In the first two years of the Mark Pope era, Kentucky has been up and down from half to half. The team has tremendous wins and bad losses. The consistency that makes a great program is nowhere to be found, but what is around to be found is a dubious honor after the Texas A&M loss.
Mark Pope is now 20-15 with one more SEC game to go in conference play since being hired by Kentucky. That is not good; it turns out it is on the verge of being really bad.
Mark Pope's SEC record is not acceptable at Kentucky
Kentucky, as a program, is at the top of the SEC in nearly every category, and while the rest of the conference has taken leaps and bounds, Kentucky seems to be stuck in the mud. Look at the combined SEC record by previous Kentucky head coaches during their first 2 years:
John Calipari- 24-8
Billy Gillispie- 20-12
Tubby Smith- 25-7
Rick Pitino- 24-12
Eddie Sutton- 27-9
Joe B. Hall- 23-13
Adolph Rupp- 17-3
John Mauer- 15-5
Basil Hayden- 1-6
Ray Eklund- 8-0
Clarence Applegran- 6-2
George Buchheit- 3-6 (no conference record in his first 2 years as coach)

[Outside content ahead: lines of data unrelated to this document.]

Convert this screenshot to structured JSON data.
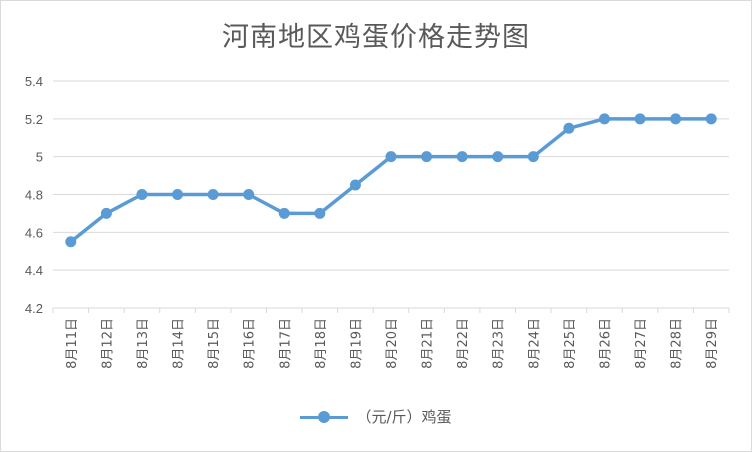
{
  "title": "河南地区鸡蛋价格走势图",
  "legend": {
    "label": "（元/斤）鸡蛋"
  },
  "colors": {
    "series": "#5b9bd5",
    "grid": "#d9d9d9",
    "text": "#595959"
  },
  "chart_data": {
    "type": "line",
    "title": "河南地区鸡蛋价格走势图",
    "categories": [
      "8月11日",
      "8月12日",
      "8月13日",
      "8月14日",
      "8月15日",
      "8月16日",
      "8月17日",
      "8月18日",
      "8月19日",
      "8月20日",
      "8月21日",
      "8月22日",
      "8月23日",
      "8月24日",
      "8月25日",
      "8月26日",
      "8月27日",
      "8月28日",
      "8月29日"
    ],
    "series": [
      {
        "name": "（元/斤）鸡蛋",
        "values": [
          4.55,
          4.7,
          4.8,
          4.8,
          4.8,
          4.8,
          4.7,
          4.7,
          4.85,
          5.0,
          5.0,
          5.0,
          5.0,
          5.0,
          5.15,
          5.2,
          5.2,
          5.2,
          5.2
        ]
      }
    ],
    "ylim": [
      4.2,
      5.4
    ],
    "yticks": [
      4.2,
      4.4,
      4.6,
      4.8,
      5,
      5.2,
      5.4
    ],
    "grid": true,
    "legend_position": "bottom"
  }
}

Pope will now have the most SEC losses through the first 2 years of any coach in Kentucky basketball history, yes even more than Rick Pitino who was on probation. Again, the SEC is much harder in basketball now than it was previously, but that is no excuse for all the losses.
If Florida beats Kentucky Saturday, Pope will have tied Billy Gillispie for the fewest SEC wins since Adolph Rupp took the job and went 17-3 in the then Southern conference. Kentucky has not this much in the SEC as a conference.
That is not the kind of history you want to be making as a head coach.
And yes, the injuries have hurt this team, but with a base player salary of around $20 million, the team does not have an excuse to be this bad.